O crescimento do FIDC no Brasil está intimamente ligado à cultura de crédito parcelado, predominante no varejo. Produtos e serviços são frequentemente adquiridos em múltiplas parcelas, gerando um grande volume de recebíveis que alimenta a estrutura dos fundos.

Esse fenômeno não apenas aumenta o potencial de captação de recursos, mas também contribui para a estabilidade financeira das empresas cedentes, que podem antecipar receitas futuras e manter fluxo de caixa adequado.

Além disso, a crescente digitalização das operações financeiras permite que investidores de varejo acessem FIDCs com mais facilidade, ampliando a base de aplicação e promovendo maior liquidez no mercado.

Aspectos regulatórios e supervisão

O avanço dos FIDCs exige supervisão regulatória robusta, garantindo transparência, governança e mitigação de riscos. Órgãos reguladores, como a CVM e o Banco Central, estabelecem regras claras sobre divulgação de informações, segregação de cotas e auditoria independente, promovendo segurança para investidores e estabilidade para o mercado.

A regulamentação adequada é crucial para sustentar o crescimento sustentável do mercado, evitando problemas de liquidez e inadimplência que poderiam comprometer a confiança dos investidores.

Projeções para o futuro

Com potencial de superar R$ 1 trilhão, os FIDCs consolidam-se como instrumento estratégico no sistema financeiro brasileiro. A expectativa é de expansão contínua, acompanhando o aumento do crédito, a democratização do acesso a investimentos e a inovação na estruturação dos fundos.

O segmento deve atrair mais investidores varejistas e institucionais, que buscam diversificação de risco e exposição a crédito corporativo com proteção adicional. O crescimento do FIDC também deve estimular o desenvolvimento de produtos mais sofisticados, com maior diversificação setorial e inovação na estrutura de cotas.

Impactos no mercado financeiro e no ecossistema corporativo

A popularização dos FIDCs contribui para a liquidez do mercado de crédito, facilitando o financiamento de empresas e a expansão do consumo.
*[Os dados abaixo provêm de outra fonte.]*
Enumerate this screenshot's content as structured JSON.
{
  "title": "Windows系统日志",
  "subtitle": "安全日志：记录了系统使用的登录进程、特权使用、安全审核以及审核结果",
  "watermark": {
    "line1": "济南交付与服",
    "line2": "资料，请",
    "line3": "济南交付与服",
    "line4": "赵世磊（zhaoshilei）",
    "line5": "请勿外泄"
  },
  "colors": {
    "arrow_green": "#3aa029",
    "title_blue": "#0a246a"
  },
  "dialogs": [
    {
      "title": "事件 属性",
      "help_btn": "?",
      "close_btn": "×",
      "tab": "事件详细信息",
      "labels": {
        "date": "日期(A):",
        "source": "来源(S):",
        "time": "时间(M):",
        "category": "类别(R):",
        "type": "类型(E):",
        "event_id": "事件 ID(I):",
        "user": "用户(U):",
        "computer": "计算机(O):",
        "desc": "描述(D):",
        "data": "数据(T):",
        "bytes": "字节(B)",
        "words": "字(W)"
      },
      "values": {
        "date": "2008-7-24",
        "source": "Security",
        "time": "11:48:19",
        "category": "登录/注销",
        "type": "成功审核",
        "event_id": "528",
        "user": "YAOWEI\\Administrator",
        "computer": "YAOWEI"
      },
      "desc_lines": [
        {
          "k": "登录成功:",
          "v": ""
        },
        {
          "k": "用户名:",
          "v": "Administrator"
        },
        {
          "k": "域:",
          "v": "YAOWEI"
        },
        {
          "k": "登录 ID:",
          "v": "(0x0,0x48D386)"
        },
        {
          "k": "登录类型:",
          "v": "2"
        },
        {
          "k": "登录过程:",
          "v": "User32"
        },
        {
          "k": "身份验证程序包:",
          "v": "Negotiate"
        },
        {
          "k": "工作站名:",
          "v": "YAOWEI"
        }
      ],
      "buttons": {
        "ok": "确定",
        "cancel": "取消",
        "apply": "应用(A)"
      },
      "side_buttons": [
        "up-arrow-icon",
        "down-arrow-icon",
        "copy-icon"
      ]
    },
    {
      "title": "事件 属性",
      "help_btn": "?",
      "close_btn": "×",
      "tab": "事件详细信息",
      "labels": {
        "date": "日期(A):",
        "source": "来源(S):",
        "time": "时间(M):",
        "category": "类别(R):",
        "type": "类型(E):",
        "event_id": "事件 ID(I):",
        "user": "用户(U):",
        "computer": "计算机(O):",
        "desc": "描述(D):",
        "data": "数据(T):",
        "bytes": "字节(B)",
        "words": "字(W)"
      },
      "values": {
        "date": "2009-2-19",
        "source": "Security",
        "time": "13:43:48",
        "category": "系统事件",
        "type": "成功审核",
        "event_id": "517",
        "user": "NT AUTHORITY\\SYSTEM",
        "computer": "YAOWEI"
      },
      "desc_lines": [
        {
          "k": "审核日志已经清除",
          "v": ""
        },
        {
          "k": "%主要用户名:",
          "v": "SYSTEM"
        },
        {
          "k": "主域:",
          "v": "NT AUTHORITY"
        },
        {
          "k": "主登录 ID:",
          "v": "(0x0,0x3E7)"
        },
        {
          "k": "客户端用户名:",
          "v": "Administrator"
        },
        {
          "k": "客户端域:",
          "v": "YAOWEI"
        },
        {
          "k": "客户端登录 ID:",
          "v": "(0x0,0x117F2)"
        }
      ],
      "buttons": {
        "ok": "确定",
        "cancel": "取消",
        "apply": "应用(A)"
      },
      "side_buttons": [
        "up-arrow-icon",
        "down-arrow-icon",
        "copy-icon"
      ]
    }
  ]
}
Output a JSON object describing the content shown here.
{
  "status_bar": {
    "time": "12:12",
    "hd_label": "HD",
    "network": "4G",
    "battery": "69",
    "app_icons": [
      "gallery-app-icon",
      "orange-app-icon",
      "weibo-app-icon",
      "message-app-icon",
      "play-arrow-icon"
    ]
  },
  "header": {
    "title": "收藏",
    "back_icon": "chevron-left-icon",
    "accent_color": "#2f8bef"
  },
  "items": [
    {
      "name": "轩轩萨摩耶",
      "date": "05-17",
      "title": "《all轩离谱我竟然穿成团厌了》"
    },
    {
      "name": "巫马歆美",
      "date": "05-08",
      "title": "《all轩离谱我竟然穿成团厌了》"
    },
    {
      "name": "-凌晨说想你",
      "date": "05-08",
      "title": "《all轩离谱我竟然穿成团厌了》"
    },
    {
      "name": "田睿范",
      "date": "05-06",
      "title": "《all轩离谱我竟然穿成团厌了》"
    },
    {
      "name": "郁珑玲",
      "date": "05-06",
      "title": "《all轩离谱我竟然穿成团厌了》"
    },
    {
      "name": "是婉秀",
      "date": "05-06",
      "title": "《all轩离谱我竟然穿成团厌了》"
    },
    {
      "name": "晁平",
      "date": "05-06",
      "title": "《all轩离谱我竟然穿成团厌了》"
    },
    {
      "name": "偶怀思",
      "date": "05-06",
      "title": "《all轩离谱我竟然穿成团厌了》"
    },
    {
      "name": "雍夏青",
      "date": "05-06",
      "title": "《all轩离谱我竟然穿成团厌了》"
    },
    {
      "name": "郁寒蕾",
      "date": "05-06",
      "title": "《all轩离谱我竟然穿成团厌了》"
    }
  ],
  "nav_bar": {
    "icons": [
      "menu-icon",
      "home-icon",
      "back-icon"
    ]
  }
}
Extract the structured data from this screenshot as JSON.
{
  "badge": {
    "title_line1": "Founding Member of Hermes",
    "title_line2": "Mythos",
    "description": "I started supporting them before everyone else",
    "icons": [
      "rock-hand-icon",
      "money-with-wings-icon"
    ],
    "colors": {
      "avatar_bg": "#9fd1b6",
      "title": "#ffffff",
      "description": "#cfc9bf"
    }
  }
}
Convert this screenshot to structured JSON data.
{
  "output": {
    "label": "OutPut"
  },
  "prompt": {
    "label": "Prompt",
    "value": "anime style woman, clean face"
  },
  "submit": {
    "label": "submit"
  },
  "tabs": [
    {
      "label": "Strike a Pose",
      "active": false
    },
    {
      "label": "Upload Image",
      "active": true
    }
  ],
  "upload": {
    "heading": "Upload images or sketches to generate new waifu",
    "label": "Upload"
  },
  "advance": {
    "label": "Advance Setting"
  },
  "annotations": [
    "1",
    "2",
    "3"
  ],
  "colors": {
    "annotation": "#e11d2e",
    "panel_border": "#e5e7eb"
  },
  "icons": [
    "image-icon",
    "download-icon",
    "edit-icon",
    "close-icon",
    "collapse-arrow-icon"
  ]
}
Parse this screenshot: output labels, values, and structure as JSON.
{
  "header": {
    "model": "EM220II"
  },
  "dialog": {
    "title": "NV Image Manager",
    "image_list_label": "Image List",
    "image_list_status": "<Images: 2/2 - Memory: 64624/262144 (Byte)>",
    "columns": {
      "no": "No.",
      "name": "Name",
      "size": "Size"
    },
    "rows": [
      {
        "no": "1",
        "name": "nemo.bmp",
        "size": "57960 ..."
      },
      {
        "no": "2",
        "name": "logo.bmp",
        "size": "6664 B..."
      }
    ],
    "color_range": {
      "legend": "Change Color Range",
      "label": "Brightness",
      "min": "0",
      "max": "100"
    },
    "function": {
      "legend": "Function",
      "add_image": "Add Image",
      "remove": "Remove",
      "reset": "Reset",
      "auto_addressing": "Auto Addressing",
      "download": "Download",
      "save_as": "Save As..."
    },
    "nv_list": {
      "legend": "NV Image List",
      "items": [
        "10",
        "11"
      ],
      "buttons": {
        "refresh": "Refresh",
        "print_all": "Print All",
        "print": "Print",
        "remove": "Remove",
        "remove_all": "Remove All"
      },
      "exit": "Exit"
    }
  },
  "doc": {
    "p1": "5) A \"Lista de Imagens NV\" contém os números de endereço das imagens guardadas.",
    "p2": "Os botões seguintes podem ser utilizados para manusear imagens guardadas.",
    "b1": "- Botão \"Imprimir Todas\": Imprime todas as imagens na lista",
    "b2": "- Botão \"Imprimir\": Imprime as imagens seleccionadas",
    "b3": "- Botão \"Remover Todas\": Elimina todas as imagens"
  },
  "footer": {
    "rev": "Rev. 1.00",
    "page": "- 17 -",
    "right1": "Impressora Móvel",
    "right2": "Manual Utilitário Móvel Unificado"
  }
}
Além disso, fortalece a capacidade de gestão de recebíveis e promove maior integração entre investidores, empresas cedentes e instituições financeiras.

Essa dinâmica reforça o papel do FIDC como instrumento de investimento estratégico, capaz de gerar retorno financeiro consistente e diversificação de risco, ao mesmo tempo em que apoia o crescimento econômico e a expansão do crédito no Brasil.